La géo-ingénierie est l’une des propositions de lutte contre les changements climatiques les plus controversées. L’idée consiste à manipuler l’atmosphère de la Terre à grande échelle pour contrer la hausse des températures.
Dans une nouvelle étude, des chercheurs de l’Université de Washington plaident en faveur d’une méthode de géo-ingénierie connue sous le nom d’éclaircissement des nuages marins. La technique consiste à pulvériser de l’eau salée dans les nuages marins en basse altitude, où elle contribuera à créer plus de nuages qui reflètent la chaleur dans l’espace.
La réalisation de petites expériences contrôlées pour étudier l’éclaircissement des nuages marins fournirait des données sans précédent pour comprendre les effets des aérosols sur la formation des nuages et la réflexion de la lumière du soleil qui en résulte, affirment les scientifiques de l’Université de Washington dans le journal Earth’s Future.
L’effet des nuages sur le climat est l’une des plus grandes incertitudes dans les modèles climatiques d’aujourd’hui. Les chercheurs en climat croient que l’augmentation de la pollution depuis la révolution industrielle a créé des nuages plus brillants et réfléchissants. Mais ils ne comprennent pas la portée de cet effet.

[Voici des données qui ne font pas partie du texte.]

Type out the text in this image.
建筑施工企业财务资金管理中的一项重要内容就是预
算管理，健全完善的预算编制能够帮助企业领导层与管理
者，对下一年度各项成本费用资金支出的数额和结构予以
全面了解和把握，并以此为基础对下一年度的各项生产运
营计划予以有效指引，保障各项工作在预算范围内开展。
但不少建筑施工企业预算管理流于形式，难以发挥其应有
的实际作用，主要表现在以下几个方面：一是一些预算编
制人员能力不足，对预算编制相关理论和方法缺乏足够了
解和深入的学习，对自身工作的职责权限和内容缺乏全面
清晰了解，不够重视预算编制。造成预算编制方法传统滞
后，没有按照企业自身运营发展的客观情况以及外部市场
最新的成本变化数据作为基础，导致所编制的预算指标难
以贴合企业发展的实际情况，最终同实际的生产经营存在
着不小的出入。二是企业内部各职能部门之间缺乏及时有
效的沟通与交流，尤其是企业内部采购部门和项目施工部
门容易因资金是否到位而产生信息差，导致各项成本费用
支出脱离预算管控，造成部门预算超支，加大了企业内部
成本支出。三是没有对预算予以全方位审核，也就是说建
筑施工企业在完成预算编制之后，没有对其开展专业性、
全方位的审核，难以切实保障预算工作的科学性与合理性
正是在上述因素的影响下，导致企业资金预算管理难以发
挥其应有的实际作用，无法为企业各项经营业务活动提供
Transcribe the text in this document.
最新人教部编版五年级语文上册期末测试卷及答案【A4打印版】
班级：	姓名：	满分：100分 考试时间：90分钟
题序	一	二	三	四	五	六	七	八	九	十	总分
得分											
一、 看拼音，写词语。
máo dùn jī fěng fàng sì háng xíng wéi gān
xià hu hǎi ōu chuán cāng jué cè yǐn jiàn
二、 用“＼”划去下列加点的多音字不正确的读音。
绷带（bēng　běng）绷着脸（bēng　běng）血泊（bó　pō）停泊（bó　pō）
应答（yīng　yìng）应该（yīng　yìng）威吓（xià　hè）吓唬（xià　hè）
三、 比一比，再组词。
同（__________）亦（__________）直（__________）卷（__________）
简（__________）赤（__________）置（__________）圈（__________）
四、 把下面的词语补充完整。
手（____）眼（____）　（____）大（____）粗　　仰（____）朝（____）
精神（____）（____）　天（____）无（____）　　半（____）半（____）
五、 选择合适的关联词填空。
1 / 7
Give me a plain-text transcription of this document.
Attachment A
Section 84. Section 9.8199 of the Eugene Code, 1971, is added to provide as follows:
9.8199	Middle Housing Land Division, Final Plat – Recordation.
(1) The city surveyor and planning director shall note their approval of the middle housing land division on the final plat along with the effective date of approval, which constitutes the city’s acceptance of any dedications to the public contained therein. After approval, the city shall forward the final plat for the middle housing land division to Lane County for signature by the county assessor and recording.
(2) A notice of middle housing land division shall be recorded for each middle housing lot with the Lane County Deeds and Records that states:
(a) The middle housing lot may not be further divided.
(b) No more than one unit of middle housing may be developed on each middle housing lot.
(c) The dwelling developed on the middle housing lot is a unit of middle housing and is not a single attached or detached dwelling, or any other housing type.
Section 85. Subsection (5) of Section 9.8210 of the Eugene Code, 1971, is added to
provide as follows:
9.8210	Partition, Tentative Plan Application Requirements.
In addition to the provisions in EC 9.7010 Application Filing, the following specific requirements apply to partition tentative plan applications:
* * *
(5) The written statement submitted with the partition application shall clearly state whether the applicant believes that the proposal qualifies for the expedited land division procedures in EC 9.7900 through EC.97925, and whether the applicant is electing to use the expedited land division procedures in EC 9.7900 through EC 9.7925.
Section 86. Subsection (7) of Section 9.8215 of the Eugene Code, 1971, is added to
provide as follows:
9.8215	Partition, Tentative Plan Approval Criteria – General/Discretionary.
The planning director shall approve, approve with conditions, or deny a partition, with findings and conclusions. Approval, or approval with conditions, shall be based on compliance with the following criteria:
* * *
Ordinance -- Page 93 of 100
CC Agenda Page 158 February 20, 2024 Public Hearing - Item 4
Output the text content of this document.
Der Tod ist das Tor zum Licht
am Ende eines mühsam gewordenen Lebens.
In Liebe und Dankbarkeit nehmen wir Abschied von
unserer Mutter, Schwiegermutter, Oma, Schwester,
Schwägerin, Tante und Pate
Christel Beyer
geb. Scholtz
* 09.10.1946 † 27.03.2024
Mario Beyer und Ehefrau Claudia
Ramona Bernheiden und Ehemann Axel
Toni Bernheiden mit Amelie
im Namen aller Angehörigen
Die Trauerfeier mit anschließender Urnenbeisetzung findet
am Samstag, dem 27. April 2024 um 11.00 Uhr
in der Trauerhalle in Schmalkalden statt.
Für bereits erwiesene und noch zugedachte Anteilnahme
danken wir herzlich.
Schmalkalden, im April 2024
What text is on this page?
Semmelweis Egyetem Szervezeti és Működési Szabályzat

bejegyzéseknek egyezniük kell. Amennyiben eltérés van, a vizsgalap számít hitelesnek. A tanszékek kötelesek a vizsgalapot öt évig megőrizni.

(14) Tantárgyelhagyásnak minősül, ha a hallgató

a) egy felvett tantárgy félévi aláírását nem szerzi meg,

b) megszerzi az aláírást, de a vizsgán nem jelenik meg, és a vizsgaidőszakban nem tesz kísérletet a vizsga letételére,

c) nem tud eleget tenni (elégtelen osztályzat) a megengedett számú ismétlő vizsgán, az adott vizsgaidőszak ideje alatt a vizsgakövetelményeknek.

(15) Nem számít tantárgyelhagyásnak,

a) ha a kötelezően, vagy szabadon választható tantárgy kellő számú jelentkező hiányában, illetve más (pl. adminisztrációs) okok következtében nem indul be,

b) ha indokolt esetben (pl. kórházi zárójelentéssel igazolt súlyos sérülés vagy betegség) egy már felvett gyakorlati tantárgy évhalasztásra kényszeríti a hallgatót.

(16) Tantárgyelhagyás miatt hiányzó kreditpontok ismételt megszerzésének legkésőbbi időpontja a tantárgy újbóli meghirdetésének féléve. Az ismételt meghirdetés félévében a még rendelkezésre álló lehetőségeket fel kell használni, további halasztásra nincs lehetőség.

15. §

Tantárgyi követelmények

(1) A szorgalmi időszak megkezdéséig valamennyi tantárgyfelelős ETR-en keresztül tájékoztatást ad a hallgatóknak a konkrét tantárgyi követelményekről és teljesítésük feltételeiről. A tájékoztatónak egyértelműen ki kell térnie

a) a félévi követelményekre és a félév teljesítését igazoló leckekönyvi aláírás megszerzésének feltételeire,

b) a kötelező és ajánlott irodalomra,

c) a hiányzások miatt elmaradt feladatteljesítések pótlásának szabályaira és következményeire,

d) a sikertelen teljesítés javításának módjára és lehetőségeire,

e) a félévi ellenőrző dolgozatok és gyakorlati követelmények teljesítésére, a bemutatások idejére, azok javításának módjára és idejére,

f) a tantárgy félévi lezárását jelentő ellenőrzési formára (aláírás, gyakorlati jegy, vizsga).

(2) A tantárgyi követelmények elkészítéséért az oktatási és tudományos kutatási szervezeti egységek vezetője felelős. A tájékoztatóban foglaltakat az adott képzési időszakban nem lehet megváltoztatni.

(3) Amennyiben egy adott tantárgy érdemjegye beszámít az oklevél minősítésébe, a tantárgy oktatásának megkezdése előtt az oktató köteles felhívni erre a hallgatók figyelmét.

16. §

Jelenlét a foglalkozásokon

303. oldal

Les chercheurs affirment que nous avons besoin d’effectuer des expériences plus contrôlées afin de mieux comprendre les processus physiques qui contrôlent les nuages et leur sensibilité aux émissions anthropiques. En exécutant une série d’expériences à petite échelle, dans lesquelles des quantités connues de particules sont injectées dans la couche limitrophe marine, ils devraient être en mesure d’observer l’impact des particules sur les propriétés des nuages et de comparer celles-ci à celles des nuages formés naturellement.
Les chercheurs développent actuellement un embout qui peut transformer l’eau salée en minuscules gouttelettes et pulvériser des milliards de ces particules d’aérosol par seconde dans l’atmosphère. C’est la première étape de leur plan triennal.
Une fois que le pulvérisateur aura été développé, ils proposent de le tester en laboratoire ; effectuer des essais préliminaires sur le littoral à Monterey Bay ; et finalement passer à des tests en mer. Si ces essais à petite échelle de la technologie fonctionnent, ils espèrent que des versions à plus grande échelle pourraient éventuellement être déployées sur de plus vastes étendues de l’océan.
Ce n’est pas le seul test de géo-ingénierie en cours. L’équipe du physicien de Harvard, David Keith, a récemment recueilli des fonds pour mener un petit test de géo-ingénierie afin de diminuer la lumière du soleil. Ils envisagent de libérer environ un kilogramme de carbonate de calcium ou autres matériaux à partir d’un ballon en haute altitude pour voir comment cela affecte la physique de l’atmosphère. Keith a soutenu récemment dans un livre que nous devons comprendre totalement la géo-ingénierie avant de s’y plonger.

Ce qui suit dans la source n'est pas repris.